A tubular melt extrusion of poly(vinylidene fluoride): structure/process/property behavior as a function of molecular weight (M{sub}w)

摘要

Five poly(vinylidene fluoride) (PVDF) resins, R1-R5, of narrow molecular weight distribution (ca. 2.0) but of different weight average molecular weights M{sub}w's (85 - 250 Kg/mol) were melt extruded in tubular film form with a blow up ratio (BUR) of unity. The objective was to produce a stacked lamella structure that could serve as a precursor for a later process step that converts this film into a microporous membrane. Four of the resins were in pure form R1-R4 whereas the fifth, R5, contained a small amount of plasticizer to facilitate processing due to its high molecular weight. Comparisons were made of how M{sub}w influences film morphology under a given set of process conditions. WAXS systematically showed an increase in crystal orientation as M{sub}w increased for fixed conditions. A Carreau-Yasuda fit of the melt rheological data provided a characteristic relaxation time and this variable was correlated to the respective morphologies produced.
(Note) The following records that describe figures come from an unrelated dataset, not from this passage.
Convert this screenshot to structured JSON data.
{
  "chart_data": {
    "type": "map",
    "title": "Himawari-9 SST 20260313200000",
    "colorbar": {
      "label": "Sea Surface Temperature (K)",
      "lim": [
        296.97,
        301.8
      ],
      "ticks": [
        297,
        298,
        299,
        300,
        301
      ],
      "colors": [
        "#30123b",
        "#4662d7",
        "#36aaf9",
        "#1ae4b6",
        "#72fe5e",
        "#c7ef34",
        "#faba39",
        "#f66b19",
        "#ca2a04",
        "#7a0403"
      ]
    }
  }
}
It was shown that nearly spherulitic-like textures could be induced with the lowest M{sub}w material whereas highly concentrated fibril nucleated morphologies were promoted with the highest M{sub}w under identical process conditions. It was demonstrated that by blending the resins, R2 & R4, the desired stacked lamellar structure could be fine tuned with regard to morphological features.